Luciane de Castro 29 de abril de 2021

E abril de 2021 caminha para o fim. Oxalá é mais! Parece chover no molhado, mas é preciso dar o tom deste texto com fins de expurgo: os 80 anos da proibição. Se alguém, ainda, não está informado sobre o assunto, sugiro dar um google por aí. Tem muito material disponível.

Futebol feministaPrimeiro é preciso falar do livro “Futebol Feminista – Ensaios“, escrito em parceria com o compa Darcio Ricca e que caminha, neste momento, para a reimpressão. Parir um livro é difícil, especialmente para alguém tão fechada com a crônica como eu. Sou filha de Oyá, o que de certo modo ilustra minha natureza fugaz e a impaciência para permanecer agarrada às coisas por muito tempo. Não me levem a mal, não é nada pessoal!  Finalizar o livro, vê-lo impresso e entregá-lo aos apoiadores, colocou fim a uma espécie de calvário. Aquele sentimento de dever cumprido de parte de uma vida dedicada às letras.

Posto o devido desabafo, convém falar da abordagem e público alvo da obra.

Ao pensar a integração das mulheres responsáveis pelas conquistas que impuseram avanços à sociedade e os marcos do futebol de mulheres no Brasil, a grande dúvida era como organizar a narrativa de modo que se tornasse interessante. Na sequência, a pergunta era “para e com quem queremos falar?”. Em algo em torno de duas horas de conversa pelo telefone, eu e Darcio optamos pelo espetáculo da transmissão de um jogo como elemento da narrativa.

Traçar a caminhada das mulheres a partir de uma partida de futebol foi, não só elementar, como dinamizador do diálogo com os não participantes desta nossa esfera ludopédica/política, afinal, é unânime o poder de comunicação do esporte mais popular deste nosso planetinha ultimamente tão febril.

Deu-se então que o “jogo” fluiu. O entrosamento do contexto com a pesquisa, das letras de Darcio com as minhas, da construção do espetáculo com toque político sem abandonar jamais o lúdico e o imponderável, condições fundamentalmente presentes em qualquer campo de jogo. Gestar, parir e observar os primeiros passos da obra em direção ao público, sua aceitação, críticas que ainda não vieram – e que espero, venham – e, principalmente, seu encontro com a nova geração, agora é parte integrante deste “álbum” que se chama Luciane de Castro.

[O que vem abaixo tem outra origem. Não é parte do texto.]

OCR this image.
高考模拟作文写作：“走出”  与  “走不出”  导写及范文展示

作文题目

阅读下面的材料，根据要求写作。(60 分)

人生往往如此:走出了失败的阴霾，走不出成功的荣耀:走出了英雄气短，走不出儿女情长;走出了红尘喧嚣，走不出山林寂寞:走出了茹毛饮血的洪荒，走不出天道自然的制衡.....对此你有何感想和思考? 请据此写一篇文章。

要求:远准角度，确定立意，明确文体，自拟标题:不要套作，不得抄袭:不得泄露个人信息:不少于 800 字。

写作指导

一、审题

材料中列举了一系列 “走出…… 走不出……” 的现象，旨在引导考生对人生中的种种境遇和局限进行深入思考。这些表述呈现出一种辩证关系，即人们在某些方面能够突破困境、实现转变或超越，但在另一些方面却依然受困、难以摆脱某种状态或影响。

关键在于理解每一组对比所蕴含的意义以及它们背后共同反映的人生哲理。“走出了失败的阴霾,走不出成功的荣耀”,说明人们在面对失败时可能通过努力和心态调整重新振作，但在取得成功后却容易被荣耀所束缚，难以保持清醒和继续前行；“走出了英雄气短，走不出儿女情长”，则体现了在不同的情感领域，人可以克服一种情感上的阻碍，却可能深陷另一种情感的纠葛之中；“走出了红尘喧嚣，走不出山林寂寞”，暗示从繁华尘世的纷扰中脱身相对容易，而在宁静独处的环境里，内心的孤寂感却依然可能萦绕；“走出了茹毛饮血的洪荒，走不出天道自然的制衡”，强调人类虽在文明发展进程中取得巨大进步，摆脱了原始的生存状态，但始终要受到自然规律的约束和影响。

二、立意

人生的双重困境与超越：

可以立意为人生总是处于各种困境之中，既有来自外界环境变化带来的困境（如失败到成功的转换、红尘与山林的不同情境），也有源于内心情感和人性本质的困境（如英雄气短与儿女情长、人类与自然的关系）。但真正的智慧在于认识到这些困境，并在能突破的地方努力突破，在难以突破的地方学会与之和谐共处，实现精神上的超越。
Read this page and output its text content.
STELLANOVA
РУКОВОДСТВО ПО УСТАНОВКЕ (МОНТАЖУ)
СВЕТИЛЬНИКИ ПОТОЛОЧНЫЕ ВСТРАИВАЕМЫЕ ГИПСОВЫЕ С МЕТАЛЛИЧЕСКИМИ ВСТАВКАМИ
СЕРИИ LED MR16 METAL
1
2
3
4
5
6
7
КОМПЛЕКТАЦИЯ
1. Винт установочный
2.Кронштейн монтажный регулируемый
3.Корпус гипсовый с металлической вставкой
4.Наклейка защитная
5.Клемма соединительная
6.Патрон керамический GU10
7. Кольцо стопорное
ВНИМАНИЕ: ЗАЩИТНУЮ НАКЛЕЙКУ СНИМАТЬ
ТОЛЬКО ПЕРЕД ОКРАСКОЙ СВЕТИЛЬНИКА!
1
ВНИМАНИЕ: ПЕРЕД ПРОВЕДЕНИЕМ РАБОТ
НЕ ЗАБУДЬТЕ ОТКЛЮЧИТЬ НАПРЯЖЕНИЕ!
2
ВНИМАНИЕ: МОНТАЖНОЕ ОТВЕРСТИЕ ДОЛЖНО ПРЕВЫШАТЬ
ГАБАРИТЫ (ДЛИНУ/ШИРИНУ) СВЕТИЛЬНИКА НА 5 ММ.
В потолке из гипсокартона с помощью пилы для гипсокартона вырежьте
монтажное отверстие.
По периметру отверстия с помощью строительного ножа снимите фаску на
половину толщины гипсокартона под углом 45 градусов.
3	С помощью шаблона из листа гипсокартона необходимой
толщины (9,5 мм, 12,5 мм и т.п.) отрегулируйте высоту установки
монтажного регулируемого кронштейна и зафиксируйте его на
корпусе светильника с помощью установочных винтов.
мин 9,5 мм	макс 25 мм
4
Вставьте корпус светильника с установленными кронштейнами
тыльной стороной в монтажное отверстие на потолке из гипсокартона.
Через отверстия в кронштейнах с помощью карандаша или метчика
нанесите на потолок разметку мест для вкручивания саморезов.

Passei pela vida e deixei um livro. E esta vida de escrever (tão latente em mim desde os primeiros contornos das vogais) tem deixado em mim um rastro absolutamente maravilhoso de afetos – e desafetos também, porque filha de Oyá não agrada geral, rigorosamente – e possibilidades incríveis. E entre essas possibilidades – e elas são muitas! – a mais recente e não menos potente: curar o webnário “Proibidas e Insurgentes – Os 80 anos da lei que vetou mulheres nos esportes”, proposto pelo amado Museu do Futebol.

Museu do Futebol
Sala origens do Museu do Futebol. Foto: Museu do Futebol.

Ao lado da parceira, mana à vera, Silvana Goellner, traçamos temas impostos pela bizarra proibição e levamos atletas das mais variadas modalidades, jornalistas e acadêmicas para o exercício da escuta e reflexões sobre os espaços ocupados pelas mulheres no universo esportivo. Histórias potentes como a de Aída dos Santos, Edinanci Silva, Tita Tavares, Soraia André, Dilma Mendes, Joana Maranhão, Yane Marques, Vanessa Pereira e Alessandra preencheram os finais de tarde das terças-feiras de força e fôlego para seguirmos e muito mais conscientes da importância do estreitamento dos laços afetivos tendo o esporte como fio condutor, como elo.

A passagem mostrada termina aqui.